Quality over quantity: it’s an age-old adage that’s been drilled into our brains for almost every situation possible. When it comes to the business world, this concept is even more applicable.
It may seem counterintuitive: we normally think that a diverse array of connections makes for success. That is indeed true, and a broad network is especially useful for testing out ideas. However, when it comes to actually implementing an idea, having a more intimate network is essential.
In a presentation to Wharton alumnae in March this year, Mack Center core team member and Wharton management professor Lori Rosenkopf explained why. According to Rosenkopf, smaller networks allow for greater levels of trust and collaboration.
Rosenkopf used this principle to explain why Paul Revere reached so many people during his famous ride in 1775, while his comrade William Dawes, who made the same trip, is practically unknown; Revere had the support of a small network.
Today, strong social networks are essential. Their necessity in the business world has been sealed by the advent of growing technology; companies need to capitalize on the accessibility of information. Moving around individuals in different departments allows companies to identify key players and maximize efficiency.

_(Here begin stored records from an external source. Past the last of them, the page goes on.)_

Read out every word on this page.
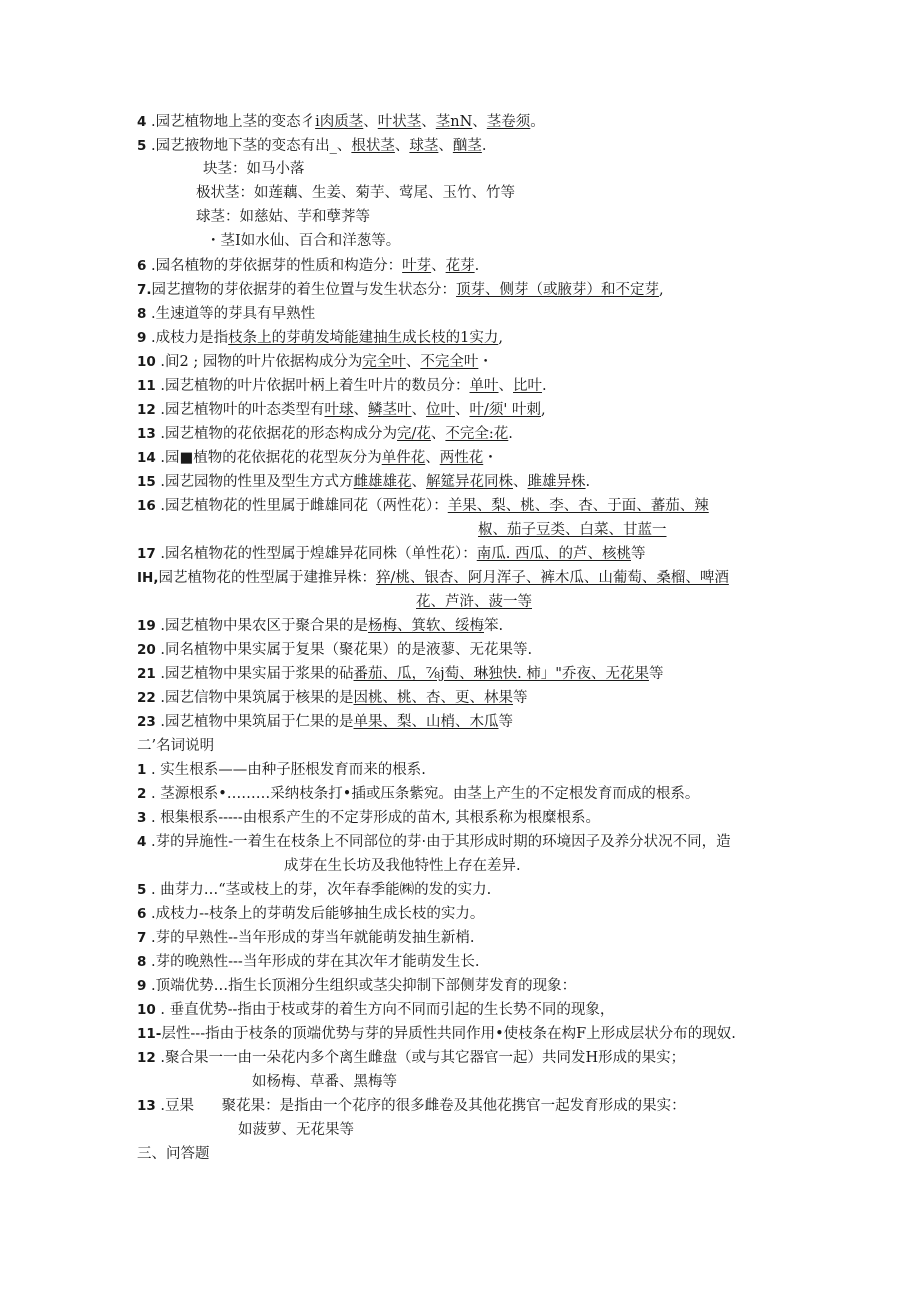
4 .园艺植物地上茎的变态彳i肉质茎、叶状茎、茎nN、茎卷须。
5 .园艺掖物地下茎的变态有出_、根状茎、球茎、酗茎.
块茎：如马小落
极状茎：如莲藕、生姜、菊芋、莺尾、玉竹、竹等
球茎：如慈姑、芋和孽荠等
・茎I如水仙、百合和洋葱等。
6 .园名植物的芽依据芽的性质和构造分：叶芽、花芽.
7.园艺擅物的芽依据芽的着生位置与发生状态分：顶芽、侧芽（或腋芽）和不定芽,
8 .生速道等的芽具有早熟性
9 .成枝力是指枝条上的芽萌发埼能建抽生成长枝的1实力,
10 .间2 ; 园物的叶片依据构成分为完全叶、不完全叶・
11 .园艺植物的叶片依据叶柄上着生叶片的数员分：单叶、比叶.
12 .园艺植物叶的叶态类型有叶球、鳞茎叶、位叶、叶/须' 叶刺,
13 .园艺植物的花依据花的形态构成分为完/花、不完全:花.
14 .园■植物的花依据花的花型灰分为单件花、两性花・
15 .园艺园物的性里及型生方式方雌雄雄花、解筵异花同株、雎雄异株.
16 .园艺植物花的性里属于雌雄同花（两性花）：羊果、梨、桃、李、杏、于面、蕃茄、辣
椒、茄子豆类、白菜、甘蓝一
17 .园名植物花的性型属于煌雄异花同株（单性花）：南瓜. 西瓜、的芦、核桃等
IH,园艺植物花的性型属于建推异株：猝/桃、银杏、阿月浑子、裤木瓜、山葡萄、桑榴、啤酒
花、芦浒、菠一等
19 .园艺植物中果农区于聚合果的是杨梅、箕软、绥梅笨.
20 .同名植物中果实属于复果（聚花果）的是液蓼、无花果等.
21 .园艺植物中果实届于浆果的砧番茄、瓜，⅞j萄、琳独快. 柿」"乔夜、无花果等
22 .园艺信物中果筑属于核果的是因桃、桃、杏、更、林果等
23 .园艺植物中果筑届于仁果的是单果、梨、山梢、木瓜等
二’名词说明
1 . 实生根系——由种子胚根发育而来的根系.
2 . 茎源根系•………采纳枝条打•插或压条紫宛。由茎上产生的不定根发育而成的根系。
3 . 根集根系-----由根系产生的不定芽形成的苗木, 其根系称为根糜根系。
4 .芽的异施性-一着生在枝条上不同部位的芽·由于其形成时期的环境因子及养分状况不同，造
成芽在生长坊及我他特性上存在差异.
5 . 曲芽力…“茎或枝上的芽，次年春季能㈱的发的实力.
6 .成枝力--枝条上的芽萌发后能够抽生成长枝的实力。
7 .芽的早熟性--当年形成的芽当年就能萌发抽生新梢.
8 .芽的晚熟性---当年形成的芽在其次年才能萌发生长.
9 .顶端优势…指生长顶湘分生组织或茎尖抑制下部侧芽发育的现象：
10 . 垂直优势--指由于枝或芽的着生方向不同而引起的生长势不同的现象，
11-层性---指由于枝条的顶端优势与芽的异质性共同作用•使枝条在构F上形成层状分布的现奴.
12 .聚合果一一由一朵花内多个离生雌盘（或与其它器官一起）共同发H形成的果实；
如杨梅、草番、黑梅等
13 .豆果      聚花果：是指由一个花序的很多雌卷及其他花携官一起发育形成的果实：
如菠萝、无花果等
三、问答题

The same principle applies to the undergraduate realm. Students are becoming more adept than ever at assessing their “connectivity worth,” shaping their academic pursuits around concrete relationships rather than stretching out their activities across the board. This will prove beneficial in the real world, as recruiters are increasingly turning to applicants who prioritize strong connections.
“It’s not what you know, it’s who you know,” said Rosenkopf. With social networks, this has never been truer.